In an attempt to offset the negative effects of the asylum ban, the Biden administration has also announced a range of new and expanded pathways, including family-based parole programs, a nationality-based parole program for Cubans, Haitians, Nicaraguans, and Venezuelans, and broader access to refugee resettlement in Central America through Safe Mobility Offices in the region. However, these more narrow pathways are not a substitute for broad access to asylum for those in need of protection.

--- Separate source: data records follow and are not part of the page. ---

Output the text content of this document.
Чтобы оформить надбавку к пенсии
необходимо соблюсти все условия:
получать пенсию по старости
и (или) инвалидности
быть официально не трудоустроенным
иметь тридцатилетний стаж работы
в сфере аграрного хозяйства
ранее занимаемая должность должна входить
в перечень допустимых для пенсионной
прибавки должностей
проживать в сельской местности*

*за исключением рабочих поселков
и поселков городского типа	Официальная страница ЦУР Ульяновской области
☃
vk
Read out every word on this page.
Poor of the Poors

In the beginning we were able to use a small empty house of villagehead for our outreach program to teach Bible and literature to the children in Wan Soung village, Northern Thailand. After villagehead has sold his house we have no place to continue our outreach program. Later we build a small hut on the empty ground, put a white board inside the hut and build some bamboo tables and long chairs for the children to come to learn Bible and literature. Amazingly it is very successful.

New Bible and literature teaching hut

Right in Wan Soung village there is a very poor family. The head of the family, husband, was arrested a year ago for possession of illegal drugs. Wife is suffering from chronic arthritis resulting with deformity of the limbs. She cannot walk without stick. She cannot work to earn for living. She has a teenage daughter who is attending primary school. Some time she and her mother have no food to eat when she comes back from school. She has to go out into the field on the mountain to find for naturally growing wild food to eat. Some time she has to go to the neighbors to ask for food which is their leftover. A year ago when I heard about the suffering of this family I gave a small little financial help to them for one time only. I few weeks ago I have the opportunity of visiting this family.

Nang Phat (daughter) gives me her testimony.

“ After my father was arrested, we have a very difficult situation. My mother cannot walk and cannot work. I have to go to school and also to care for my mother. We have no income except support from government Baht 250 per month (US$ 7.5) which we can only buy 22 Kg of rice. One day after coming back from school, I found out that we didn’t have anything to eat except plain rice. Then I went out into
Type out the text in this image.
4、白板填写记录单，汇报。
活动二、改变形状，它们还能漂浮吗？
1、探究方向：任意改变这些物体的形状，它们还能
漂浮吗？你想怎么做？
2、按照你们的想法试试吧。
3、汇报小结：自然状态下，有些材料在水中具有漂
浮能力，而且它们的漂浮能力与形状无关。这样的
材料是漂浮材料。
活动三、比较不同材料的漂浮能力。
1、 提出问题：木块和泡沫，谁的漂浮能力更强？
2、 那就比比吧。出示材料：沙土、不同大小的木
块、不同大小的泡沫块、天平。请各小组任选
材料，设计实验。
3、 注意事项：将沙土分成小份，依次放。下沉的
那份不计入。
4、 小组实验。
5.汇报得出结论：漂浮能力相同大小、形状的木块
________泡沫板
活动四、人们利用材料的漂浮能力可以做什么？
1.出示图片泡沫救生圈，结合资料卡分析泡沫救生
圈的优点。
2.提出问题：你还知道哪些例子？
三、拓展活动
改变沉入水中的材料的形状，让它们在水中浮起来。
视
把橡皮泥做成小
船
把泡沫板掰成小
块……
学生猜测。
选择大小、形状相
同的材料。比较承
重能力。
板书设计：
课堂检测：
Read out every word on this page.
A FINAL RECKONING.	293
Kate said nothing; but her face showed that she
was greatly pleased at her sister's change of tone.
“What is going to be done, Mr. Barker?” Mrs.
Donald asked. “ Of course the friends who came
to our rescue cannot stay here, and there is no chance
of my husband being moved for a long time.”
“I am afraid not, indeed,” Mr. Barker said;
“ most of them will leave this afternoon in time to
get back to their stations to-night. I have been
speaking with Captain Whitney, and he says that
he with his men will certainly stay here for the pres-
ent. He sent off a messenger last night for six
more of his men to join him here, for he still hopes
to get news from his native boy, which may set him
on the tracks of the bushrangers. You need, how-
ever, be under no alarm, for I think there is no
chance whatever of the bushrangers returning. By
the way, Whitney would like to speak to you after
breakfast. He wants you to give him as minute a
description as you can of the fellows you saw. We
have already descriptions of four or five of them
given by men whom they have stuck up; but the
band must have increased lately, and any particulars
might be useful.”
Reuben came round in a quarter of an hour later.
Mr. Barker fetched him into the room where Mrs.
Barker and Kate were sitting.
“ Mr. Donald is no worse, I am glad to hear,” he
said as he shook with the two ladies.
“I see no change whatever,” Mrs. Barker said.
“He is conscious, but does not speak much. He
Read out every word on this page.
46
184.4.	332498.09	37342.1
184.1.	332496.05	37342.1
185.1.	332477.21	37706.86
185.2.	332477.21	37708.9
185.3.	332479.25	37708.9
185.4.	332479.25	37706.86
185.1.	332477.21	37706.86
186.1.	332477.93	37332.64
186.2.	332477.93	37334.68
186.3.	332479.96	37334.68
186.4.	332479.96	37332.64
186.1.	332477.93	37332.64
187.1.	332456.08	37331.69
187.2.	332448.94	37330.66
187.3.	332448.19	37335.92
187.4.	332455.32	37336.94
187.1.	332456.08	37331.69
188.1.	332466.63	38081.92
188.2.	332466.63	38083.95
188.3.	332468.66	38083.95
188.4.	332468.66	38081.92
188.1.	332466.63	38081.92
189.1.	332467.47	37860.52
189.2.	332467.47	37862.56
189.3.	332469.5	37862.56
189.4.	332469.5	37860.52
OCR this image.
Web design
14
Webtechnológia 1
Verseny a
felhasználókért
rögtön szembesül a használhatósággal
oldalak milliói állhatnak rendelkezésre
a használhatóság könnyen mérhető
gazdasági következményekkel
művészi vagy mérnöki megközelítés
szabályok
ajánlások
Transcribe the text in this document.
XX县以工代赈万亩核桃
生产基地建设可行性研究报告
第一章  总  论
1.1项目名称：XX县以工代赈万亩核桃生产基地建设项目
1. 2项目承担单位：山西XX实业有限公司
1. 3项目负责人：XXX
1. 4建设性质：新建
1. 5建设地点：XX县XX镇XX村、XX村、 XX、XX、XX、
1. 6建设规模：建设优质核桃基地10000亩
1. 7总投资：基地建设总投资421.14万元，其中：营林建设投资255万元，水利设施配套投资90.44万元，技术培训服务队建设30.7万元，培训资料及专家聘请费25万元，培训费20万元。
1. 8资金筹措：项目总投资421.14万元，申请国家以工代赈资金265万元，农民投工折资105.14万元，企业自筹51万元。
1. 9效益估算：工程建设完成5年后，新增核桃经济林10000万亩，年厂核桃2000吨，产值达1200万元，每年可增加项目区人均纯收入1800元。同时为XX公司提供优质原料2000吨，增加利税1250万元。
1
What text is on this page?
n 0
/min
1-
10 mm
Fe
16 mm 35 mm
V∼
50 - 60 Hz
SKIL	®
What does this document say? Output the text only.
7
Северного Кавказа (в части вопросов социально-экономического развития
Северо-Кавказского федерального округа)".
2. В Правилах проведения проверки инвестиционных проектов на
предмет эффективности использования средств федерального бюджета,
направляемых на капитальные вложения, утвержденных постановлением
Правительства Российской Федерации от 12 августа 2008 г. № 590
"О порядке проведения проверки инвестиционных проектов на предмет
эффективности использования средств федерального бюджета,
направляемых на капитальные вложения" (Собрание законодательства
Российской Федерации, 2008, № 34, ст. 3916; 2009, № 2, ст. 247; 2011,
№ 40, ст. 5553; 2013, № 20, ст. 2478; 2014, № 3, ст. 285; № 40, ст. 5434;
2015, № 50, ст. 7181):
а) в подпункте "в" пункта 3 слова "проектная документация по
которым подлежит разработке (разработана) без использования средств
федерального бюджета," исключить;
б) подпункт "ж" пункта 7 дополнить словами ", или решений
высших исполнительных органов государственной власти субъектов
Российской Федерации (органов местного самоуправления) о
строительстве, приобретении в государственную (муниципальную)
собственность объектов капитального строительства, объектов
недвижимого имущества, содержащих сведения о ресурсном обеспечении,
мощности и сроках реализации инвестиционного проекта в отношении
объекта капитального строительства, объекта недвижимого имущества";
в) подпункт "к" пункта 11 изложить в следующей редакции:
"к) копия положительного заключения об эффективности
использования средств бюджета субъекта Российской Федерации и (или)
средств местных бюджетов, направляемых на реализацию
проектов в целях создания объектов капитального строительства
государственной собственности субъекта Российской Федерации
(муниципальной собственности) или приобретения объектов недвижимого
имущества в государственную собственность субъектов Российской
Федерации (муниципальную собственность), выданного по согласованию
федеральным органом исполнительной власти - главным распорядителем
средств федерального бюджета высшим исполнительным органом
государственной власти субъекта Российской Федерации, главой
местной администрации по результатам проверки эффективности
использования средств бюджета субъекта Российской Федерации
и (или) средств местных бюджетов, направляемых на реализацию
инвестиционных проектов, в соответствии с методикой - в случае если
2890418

The asylum ban must end. It is not only a moral imperative, but the United States’ legal responsibility to uphold the rights of people fleeing violence and persecution. Rather than continued investment in deterrence and militarization, the Biden administration should put resources toward ensuring due process by hiring more immigration judges and funding universal access to counsel, which are some ways to efficiently guarantee that people with asylum claims are heard. Investment should also be redirected towards expanding the processing infrastructure at ports of entry and supporting non-profits, community shelters, and faith-based organizations who provide vital resources and services to all migrants — no matter who they are, or where they’re from

Asylum seekers at the U.S.-Mexico border, like those who spent sleepless nights in makeshift camps in Matamoros, already faced incredible hardships in their home countries and countries of transit; they should not be put in even more harm on their journeys towards safety. While the courts decide the fate of the asylum ban, we must continue to understand the impacts of this policy on people seeking safety and advocate for its reversal. It’s time for the Biden administration to stand by its promises to restore a more humane immigration system and repeal its asylum ban. 

Isabel López is the 2023 Policy and Communications Intern at IRAP. She holds a Bachelor of Arts in Economics and International Studies from Rhodes College.